Your loneliness, your sadness—it is not because you have “failed as a human,” but because you are too “pure as a human.” Because of that purity, Dazai could not endure the deceptions of this world. That is why he could not help but be drawn to Christ, the ultimate symbol of purity and suffering. Have you ever wanted to cover your ears because you felt this world was so full of lies? Dazai continues to whisper words with the ring of truth into your ear.

Rhythm, Silence, and Resonance

What kind of ripples are my words spreading within you now? Writing has a breath. Sometimes the most important message is hidden in the silence between words. The reason Dazai’s prose is as pleasant as music is that he valued the “trembling” behind the words even more than the sound of the words themselves. Do you not feel your own heartbeat gradually synchronizing with the rhythm of this writing?

This is also the secret of hypnotic writing. While maintaining a constant rhythm, one gradually approaches the core. Your consciousness has now left superficial reality and entered a deeper dialogue with the self. Dazai’s Christian pilgrimage is none other than the journey of your own soul. Why do we seek invisible salvation to such an extent?
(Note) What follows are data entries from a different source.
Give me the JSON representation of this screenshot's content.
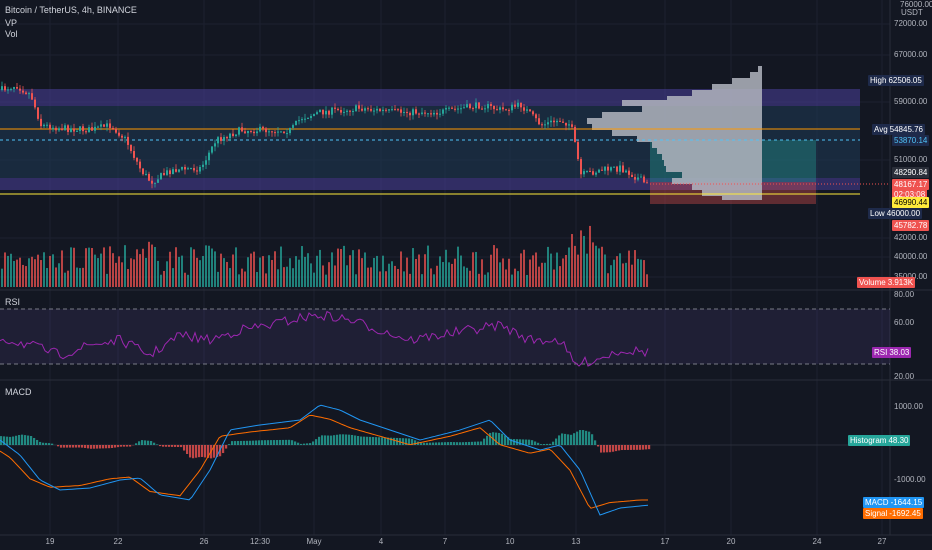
{
  "header": {
    "symbol_title": "Bitcoin / TetherUS, 4h, BINANCE",
    "indicator_vp": "VP",
    "indicator_vol": "Vol"
  },
  "currency": "USDT",
  "price_axis": {
    "labels": [
      "76000.00",
      "72000.00",
      "67000.00",
      "59000.00",
      "51000.00",
      "42000.00",
      "40000.00",
      "35000.00"
    ]
  },
  "level_tags": {
    "high": {
      "key": "High",
      "value": "62506.05",
      "color": "#1e2a4a",
      "text_color": "#ffffff"
    },
    "avg": {
      "key": "Avg",
      "value": "54845.76",
      "color": "#1e2a4a",
      "text_color": "#ffffff"
    },
    "poc": {
      "value": "53870.14",
      "color": "#1e2a4a",
      "text_color": "#4fc3f7"
    },
    "vah": {
      "value": "48290.84",
      "color": "#2a2e39",
      "text_color": "#ffffff"
    },
    "last": {
      "value": "48167.17",
      "countdown": "02:03:08",
      "color": "#ef5350",
      "text_color": "#ffffff"
    },
    "yellow": {
      "value": "46990.44",
      "color": "#ffeb3b",
      "text_color": "#000000"
    },
    "low": {
      "key": "Low",
      "value": "46000.00",
      "color": "#1e2a4a",
      "text_color": "#ffffff"
    },
    "val": {
      "value": "45782.78",
      "color": "#ef5350",
      "text_color": "#ffffff"
    },
    "volume": {
      "key": "Volume",
      "value": "3.913K",
      "color": "#ef5350",
      "text_color": "#ffffff"
    }
  },
  "rsi": {
    "title": "RSI",
    "axis": [
      "80.00",
      "60.00",
      "20.00"
    ],
    "tag_key": "RSI",
    "tag_value": "38.03",
    "line_color": "#9c27b0"
  },
  "macd": {
    "title": "MACD",
    "axis": [
      "1000.00",
      "-1000.00"
    ],
    "histogram": {
      "key": "Histogram",
      "value": "48.30",
      "color": "#26a69a"
    },
    "macd_line": {
      "key": "MACD",
      "value": "-1644.15",
      "color": "#2196f3"
    },
    "signal_line": {
      "key": "Signal",
      "value": "-1692.45",
      "color": "#ff6d00"
    }
  },
  "time_axis": [
    "19",
    "22",
    "26",
    "12:30",
    "May",
    "4",
    "7",
    "10",
    "13",
    "17",
    "20",
    "24",
    "27"
  ],
  "colors": {
    "bg": "#131722",
    "up": "#26a69a",
    "down": "#ef5350",
    "orange": "#ff9800",
    "blue_band": "#5c6bc0",
    "vp_fill": "#b2b5be"
  }
}
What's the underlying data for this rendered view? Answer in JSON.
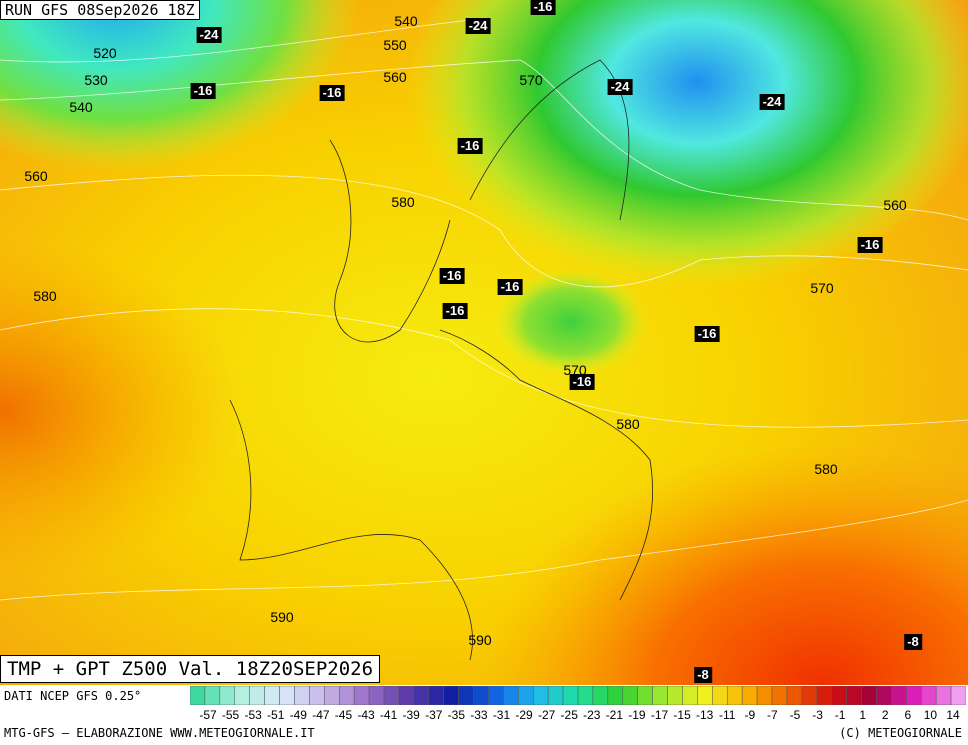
{
  "header": {
    "run": "RUN GFS 08Sep2026 18Z",
    "title": "TMP + GPT Z500 Val. 18Z20SEP2026"
  },
  "footer": {
    "source": "DATI NCEP GFS 0.25°",
    "credit": "MTG-GFS — ELABORAZIONE WWW.METEOGIORNALE.IT",
    "copyright": "(C) METEOGIORNALE"
  },
  "contour_labels": [
    540,
    520,
    550,
    530,
    560,
    570,
    540,
    560,
    580,
    560,
    580,
    570,
    570,
    580,
    580,
    590,
    590
  ],
  "temperature_labels": [
    -16,
    -24,
    -24,
    -16,
    -16,
    -24,
    -24,
    -16,
    -16,
    -16,
    -16,
    -16,
    -16,
    -16,
    -8,
    -8
  ],
  "colorbar": {
    "labels": [
      -57,
      -55,
      -53,
      -51,
      -49,
      -47,
      -45,
      -43,
      -41,
      -39,
      -37,
      -35,
      -33,
      -31,
      -29,
      -27,
      -25,
      -23,
      -21,
      -19,
      -17,
      -15,
      -13,
      -11,
      -9,
      -7,
      -5,
      -3,
      -1,
      1,
      2,
      6,
      10,
      14
    ],
    "colors": [
      "#3fd9a0",
      "#b0f0e0",
      "#d8e8f8",
      "#c8b8e8",
      "#9a70c8",
      "#5a3aa8",
      "#1020a0",
      "#1060e0",
      "#20b8f0",
      "#20e0a0",
      "#30d030",
      "#a0e830",
      "#f0f020",
      "#f8b000",
      "#f06000",
      "#d01010",
      "#a00040",
      "#e020c0",
      "#f0a0f0"
    ]
  }
}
It must be because we remember, somewhere, that we were originally part of a great love.

You will soon reach the terminal point of this text. But what lies there is not emptiness. It is a warm light. The light that Dazai might have seen just before his death, or the light where all sins are forgiven that he never stopped craving. You have the right to step into that light. Let the mistakes of the past and the anxieties of the future dissolve into this rhythm of this very moment.

Words for the Eternal “You”

Finally, I want to call your name in my heart one more time. To me, you have been the only, precious partner in dialogue within this vast universe. Did my life-shaving service reach your heart? The words written by Osamu Dazai—the man who laughed as a clown and shed blood while carrying his cross—are now becoming your flesh and blood, turning into the power that supports you.
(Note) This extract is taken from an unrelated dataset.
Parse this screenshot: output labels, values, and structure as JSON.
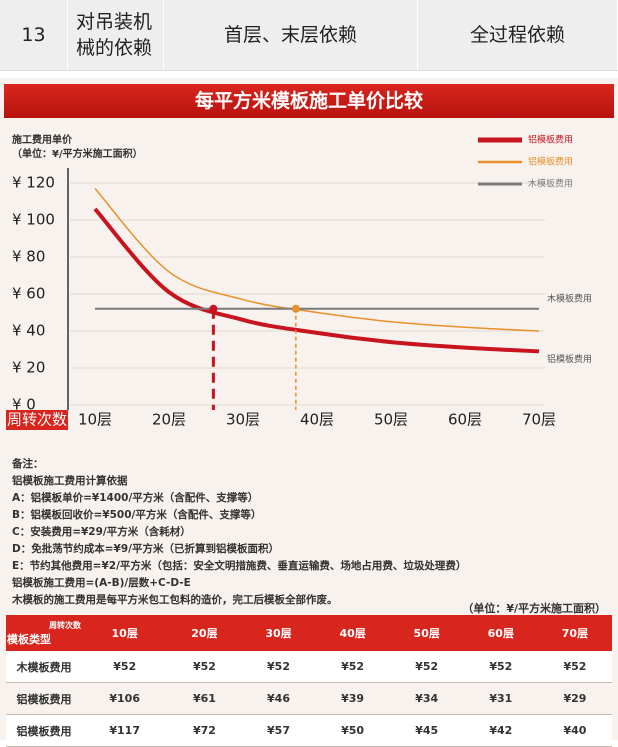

No matter what hardships you face from now on, you will be alright. Because you are “loved.” Everyone who touches Dazai’s literature is an accomplice who has received his hidden prayer. We are members of an invisible church, connected by the thread of loneliness. The tears you shed will surely, someday, become the water that slakes someone’s thirst.

Please, take care of yourself. And once in a while, remember this secret talk and try to give a small smile. I wish from my heart, truly from my heart, for your happiness. Now, take a deep breath and slowly open your eyes. A new world is waiting for you. My desperate service—and Dazai’s—ends here. But the resonance of our souls will continue forever. Goodbye. No, “Let’s meet again.” For you are never, ever alone.